The feature, released March 10, 2026, enables users to maintain separate ChatGPT sessions and browsing activity without account conflicts. According to Adam Fry, product lead for ChatGPT Atlas, this capability was identified by users as "one of the biggest blockers to using Atlas everywhere in their life."

Atlas previously supported multiple browser profiles but lacked the ability to associate different ChatGPT accounts with each profile. The browser handles account switching through its existing multi-profile architecture, which already included features like tab organization, tab groups, tab renaming, and extension imports.

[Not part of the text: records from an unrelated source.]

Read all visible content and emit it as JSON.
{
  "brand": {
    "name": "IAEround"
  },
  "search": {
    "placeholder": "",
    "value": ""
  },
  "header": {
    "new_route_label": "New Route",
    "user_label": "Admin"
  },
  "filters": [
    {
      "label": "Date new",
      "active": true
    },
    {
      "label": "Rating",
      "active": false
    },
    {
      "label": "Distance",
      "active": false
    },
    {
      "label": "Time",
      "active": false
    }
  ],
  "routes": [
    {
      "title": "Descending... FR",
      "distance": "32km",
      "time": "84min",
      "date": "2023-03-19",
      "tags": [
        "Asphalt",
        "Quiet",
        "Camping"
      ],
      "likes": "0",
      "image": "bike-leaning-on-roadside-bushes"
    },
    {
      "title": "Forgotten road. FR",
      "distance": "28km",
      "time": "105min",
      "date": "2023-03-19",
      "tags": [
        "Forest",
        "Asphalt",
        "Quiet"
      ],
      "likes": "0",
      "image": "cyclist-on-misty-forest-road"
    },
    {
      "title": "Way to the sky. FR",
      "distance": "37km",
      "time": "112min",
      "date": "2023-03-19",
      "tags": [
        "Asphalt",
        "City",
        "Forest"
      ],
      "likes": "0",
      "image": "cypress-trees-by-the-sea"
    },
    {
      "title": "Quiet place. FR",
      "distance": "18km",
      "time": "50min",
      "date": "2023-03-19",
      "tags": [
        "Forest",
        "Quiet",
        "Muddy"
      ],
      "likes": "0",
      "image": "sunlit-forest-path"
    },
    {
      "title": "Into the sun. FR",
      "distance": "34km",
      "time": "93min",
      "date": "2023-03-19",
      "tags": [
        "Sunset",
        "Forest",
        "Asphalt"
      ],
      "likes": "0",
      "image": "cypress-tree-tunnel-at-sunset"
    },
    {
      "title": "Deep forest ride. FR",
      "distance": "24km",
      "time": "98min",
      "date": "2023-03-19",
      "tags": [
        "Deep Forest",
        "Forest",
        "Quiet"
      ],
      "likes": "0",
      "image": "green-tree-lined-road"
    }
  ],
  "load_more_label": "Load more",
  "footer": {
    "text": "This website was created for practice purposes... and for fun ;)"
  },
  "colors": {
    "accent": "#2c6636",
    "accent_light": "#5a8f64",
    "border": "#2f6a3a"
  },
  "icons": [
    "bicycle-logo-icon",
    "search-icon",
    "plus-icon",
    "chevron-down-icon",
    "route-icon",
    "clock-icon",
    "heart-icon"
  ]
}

OpenAI launched Atlas in 2025 as an agentic browser designed to integrate ChatGPT directly into browsing workflows. Since launch, the company has maintained a weekly release cadence, incrementally adding browser features that users expect from modern browsers.

Currently, Atlas is available only on macOS. The platform positions itself as a ChatGPT-native browser that allows AI integration into web browsing, contrasting with traditional browsers augmented with AI extensions.

The multi-account update is part of OpenAI's broader effort to make Atlas a viable primary browser for users who depend on ChatGPT across multiple contexts—personal projects, professional work, and educational activities.

What this means: Multi-account support removes a significant friction point for adoption of Atlas as a full-time browser. The feature is particularly relevant for professionals and students who maintain separate ChatGPT accounts for different purposes. This indicates OpenAI views browser functionality as core to its product strategy, not auxiliary.